In late September, one lane in each direction was set aside for the cycle lanes, which meant that buses and taxis lost their bus lanes and had to stay in the remaining single lane in each direction.
During low traffic periods the scheme worked decently well, but during rush hours the queues of slow moving private cars, vans, lorries, taxis and buses grew to painful lengths, while the temporary cycle lanes were only used by a handful of cyclists – and emergency vehicles found it increasingly difficult to get through.
On 4 November, the day before the second lockdown began, the problem became unbearable, with traffic basically coming to a standstill for several hours on Kensington High Street as well as all streets feeding into it, as there was a drastic increase on cars on the roads with people doing frantic last minute shopping.
Already before then, local residents associations – which hadn’t objected when the trial was originally presented to them – had begun to question the scheme. And although the drop in traffic during second lockdown lessened some of the problems, the traffic mayhem before it began made it obvious that the very long queues would come back with a vengeance when the lockdown ended at the same time as the Christmas shopping period would begin. Kensington’s business organisations were of the same view.

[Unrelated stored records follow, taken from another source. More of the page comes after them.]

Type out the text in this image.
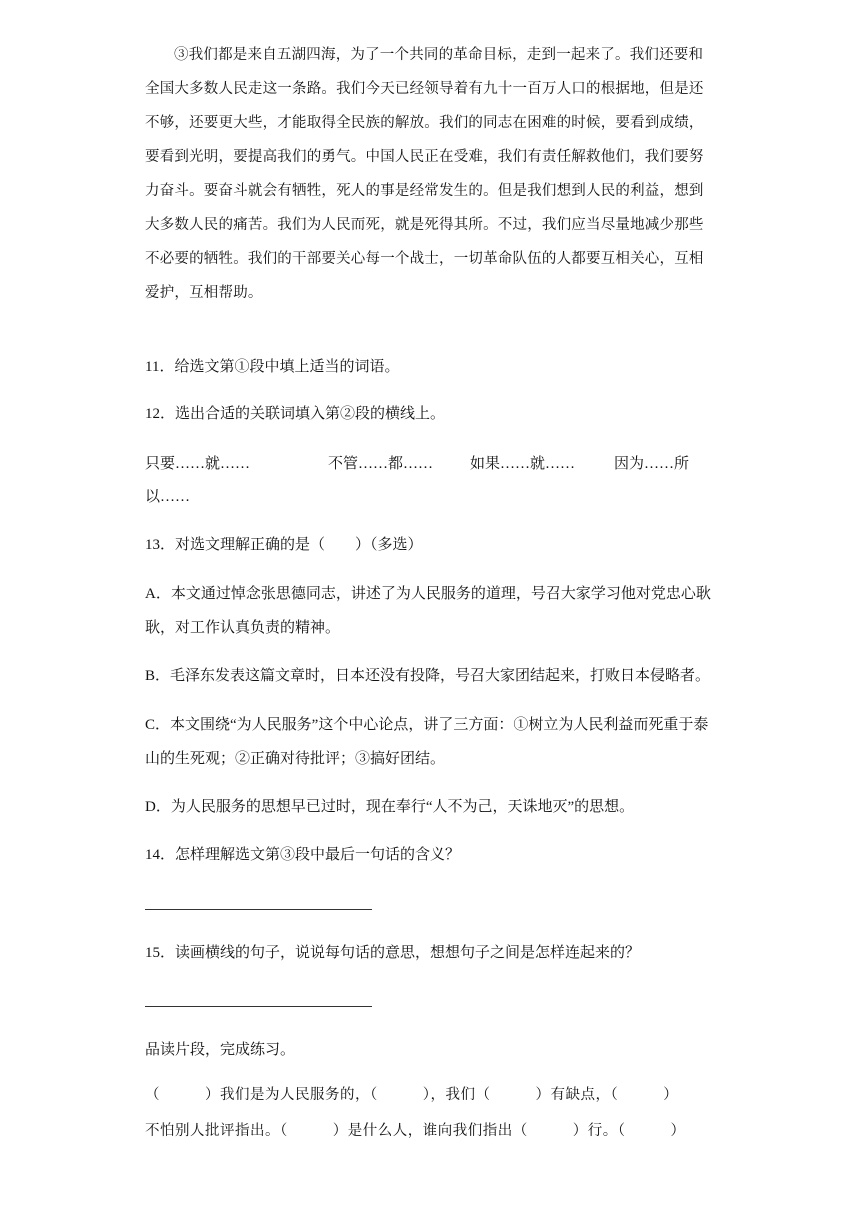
③我们都是来自五湖四海，为了一个共同的革命目标，走到一起来了。我们还要和全国大多数人民走这一条路。我们今天已经领导着有九十一百万人口的根据地，但是还不够，还要更大些，才能取得全民族的解放。我们的同志在困难的时候，要看到成绩，要看到光明，要提高我们的勇气。中国人民正在受难，我们有责任解救他们，我们要努力奋斗。要奋斗就会有牺牲，死人的事是经常发生的。但是我们想到人民的利益，想到大多数人民的痛苦。我们为人民而死，就是死得其所。不过，我们应当尽量地减少那些不必要的牺牲。我们的干部要关心每一个战士，一切革命队伍的人都要互相关心，互相爱护，互相帮助。

11．给选文第①段中填上适当的词语。

12．选出合适的关联词填入第②段的横线上。

只要……就……	不管……都…… 如果……就……	因为……所
以……

13．对选文理解正确的是（　　）（多选）

A．本文通过悼念张思德同志，讲述了为人民服务的道理，号召大家学习他对党忠心耿耿，对工作认真负责的精神。

B．毛泽东发表这篇文章时，日本还没有投降，号召大家团结起来，打败日本侵略者。

C．本文围绕“为人民服务”这个中心论点，讲了三方面：①树立为人民利益而死重于泰山的生死观；②正确对待批评；③搞好团结。

D．为人民服务的思想早已过时，现在奉行“人不为己，天诛地灭”的思想。

14．怎样理解选文第③段中最后一句话的含义？

15．读画横线的句子，说说每句话的意思，想想句子之间是怎样连起来的？

品读片段，完成练习。

（　　　）我们是为人民服务的，（　　　），我们（　　　）有缺点，（　　　）

不怕别人批评指出。（　　　）是什么人，谁向我们指出（　　　）行。（　　　）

At a Kensington Society trustee video meeting on 19 November, the attending trustees (all but one) unanimously agreed to ask the council to end the trial as soon as possible, preferably when the lockdown ended. So did a number of local residents’ associations as well as disability groups and business organisations.
On Sunday 30 November, the council announced that the trial would end on 2 December, and in a letter to businesses and residents’ associations, Councillor Johnny Thalassites – who is the council’s lead member for planning, place and environment – explained:
“In the spring, different layers of government instructed the council to build a ‘pop up’ route “within weeks”. We had hoped that a scheme might help local businesses attract shoppers to the high street; and that residents would regard as useful an east-west path.
Alas – more than two months after installing temporary ‘wands’ on the road – it is clear that large majorities of local businesses and residents do not think the experiment has worked.
Kensington Business Forum and Kensington and Chelsea Chamber of Trade and Commerce have asked the council to take out the lanes, so that they can make the most of a busy holiday season; as have our resident associations across the high street, due to increased congestion.
We understand this ask is supported by disability groups, such as Action Disability K&C, who are anxious about impacts on their members (including visually impaired people); as well as by Felicity Buchan MP and Tony Devenish AM, who ran a local survey on the subject.
We want to listen to local businesses and local people. That is why we have acted to get the high street moving again.
Nonetheless, we know there are some residents who liked the project. We will continue to promote cycling and walking in the borough. To that end, we want to build on popular actions – from upgrading quiet bike routes on side streets, to a trial closure of Portobello Road on ‘market days’.
We expect work to take the lanes out will last five days. Some of the work will depend on weather, but I have asked our engineers to progress as quickly as it is safe to do so. I have also asked for non-emergency highways and utilities works along the road to be suspended in December.”
While the former bus lanes were largely unused by the cyclists, all the buses and taxis had to queue with all the other traffic in the only lane remaining for motor traffic.
The government and TfL’s cycling entusiasts had hoped that the cycle lanes would be filled by eager cyclists, but most of the time they were unused while cars, buses, taxis and lorries queued in the only remaining lane.